Microsoft chances its ARM

Stephen Pritchard

Microsoft might not be the all-conquering force it once was in the IT industry, but the software maker still has the ability to move markets. Its announcement - at the CES trade show of a version of Windows for ARM-based devices pushed shares in the UK-based chip designer and helped to keep the FTSE 100 index above the psychologically important 6,000 mark.

Steve Ballmer's announcement has given ARM shareholders a pleasant start to the New Year, and sees Microsoft shifting further away from Intel in the key growth markets of mobile phones and tablets.

For business users, who is working with who will matter less than the devices that result from the industry's shifting alliances. One reason Microsoft is keen on working with ARM, analysts say, is the chip-designer's prowess in developing technology for lower-powered devices. Although Intel's low-power chip designs are improving, ARM still maintains a lead.

Battery life is certainly one of the most important features for business-focused mobile devices, as the competition for electrical sockets in airport lounges, railway stations and even coffee bars shows. The iPad, for all its polished looks and slick interface, is selling well at least in part because its battery life is better than many of its rivals.

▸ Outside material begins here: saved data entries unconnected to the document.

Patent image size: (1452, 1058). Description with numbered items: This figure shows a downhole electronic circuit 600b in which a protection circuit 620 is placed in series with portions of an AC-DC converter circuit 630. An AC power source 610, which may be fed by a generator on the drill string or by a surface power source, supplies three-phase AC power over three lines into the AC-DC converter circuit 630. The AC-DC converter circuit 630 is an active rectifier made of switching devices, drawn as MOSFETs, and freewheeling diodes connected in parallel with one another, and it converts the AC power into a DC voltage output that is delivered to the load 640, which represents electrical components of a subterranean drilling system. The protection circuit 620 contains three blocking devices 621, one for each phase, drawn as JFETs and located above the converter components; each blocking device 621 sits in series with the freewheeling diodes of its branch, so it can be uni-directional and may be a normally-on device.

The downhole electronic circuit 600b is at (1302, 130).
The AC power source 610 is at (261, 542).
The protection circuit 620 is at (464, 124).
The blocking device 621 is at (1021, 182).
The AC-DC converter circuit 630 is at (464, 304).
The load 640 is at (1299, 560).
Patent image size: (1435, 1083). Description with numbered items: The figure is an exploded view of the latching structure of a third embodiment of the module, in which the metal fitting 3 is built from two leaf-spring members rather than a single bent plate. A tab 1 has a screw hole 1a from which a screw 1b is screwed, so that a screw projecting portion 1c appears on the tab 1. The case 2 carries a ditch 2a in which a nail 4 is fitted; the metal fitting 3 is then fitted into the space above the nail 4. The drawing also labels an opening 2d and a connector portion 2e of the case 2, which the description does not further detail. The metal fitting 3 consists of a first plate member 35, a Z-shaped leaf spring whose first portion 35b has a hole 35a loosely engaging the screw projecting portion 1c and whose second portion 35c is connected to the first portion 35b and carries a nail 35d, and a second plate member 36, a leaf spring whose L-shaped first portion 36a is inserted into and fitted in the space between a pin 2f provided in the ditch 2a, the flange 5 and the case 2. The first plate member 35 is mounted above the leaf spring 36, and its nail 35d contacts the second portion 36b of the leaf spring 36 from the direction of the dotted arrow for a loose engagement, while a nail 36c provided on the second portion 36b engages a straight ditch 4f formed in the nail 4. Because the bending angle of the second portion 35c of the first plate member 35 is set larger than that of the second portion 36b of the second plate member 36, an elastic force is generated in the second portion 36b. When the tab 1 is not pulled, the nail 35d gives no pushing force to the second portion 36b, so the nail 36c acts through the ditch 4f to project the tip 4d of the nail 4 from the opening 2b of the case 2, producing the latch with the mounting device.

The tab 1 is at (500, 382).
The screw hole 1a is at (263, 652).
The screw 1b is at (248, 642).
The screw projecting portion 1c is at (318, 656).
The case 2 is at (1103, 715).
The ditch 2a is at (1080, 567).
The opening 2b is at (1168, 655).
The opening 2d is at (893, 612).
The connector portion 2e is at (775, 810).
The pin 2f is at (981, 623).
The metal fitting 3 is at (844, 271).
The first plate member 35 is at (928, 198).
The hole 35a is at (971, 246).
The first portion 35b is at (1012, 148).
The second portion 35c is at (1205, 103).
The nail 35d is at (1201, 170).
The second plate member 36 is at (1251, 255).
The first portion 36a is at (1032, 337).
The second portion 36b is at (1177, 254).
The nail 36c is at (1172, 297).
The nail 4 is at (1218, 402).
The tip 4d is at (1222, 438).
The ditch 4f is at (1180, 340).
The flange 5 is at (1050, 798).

But nor is power consumption everything. Attempts to shoehorn Windows on to mobile devices have been hampered by more than just battery life. Windows Phone 7 is a smart-looking operating system, but speak to mobile retailers and they will report that they are selling far more BlackBerries, iPhones and especially, Android devices than Windows. And a proper Windows tablet has been so long coming that most would-be users have all but given up hope.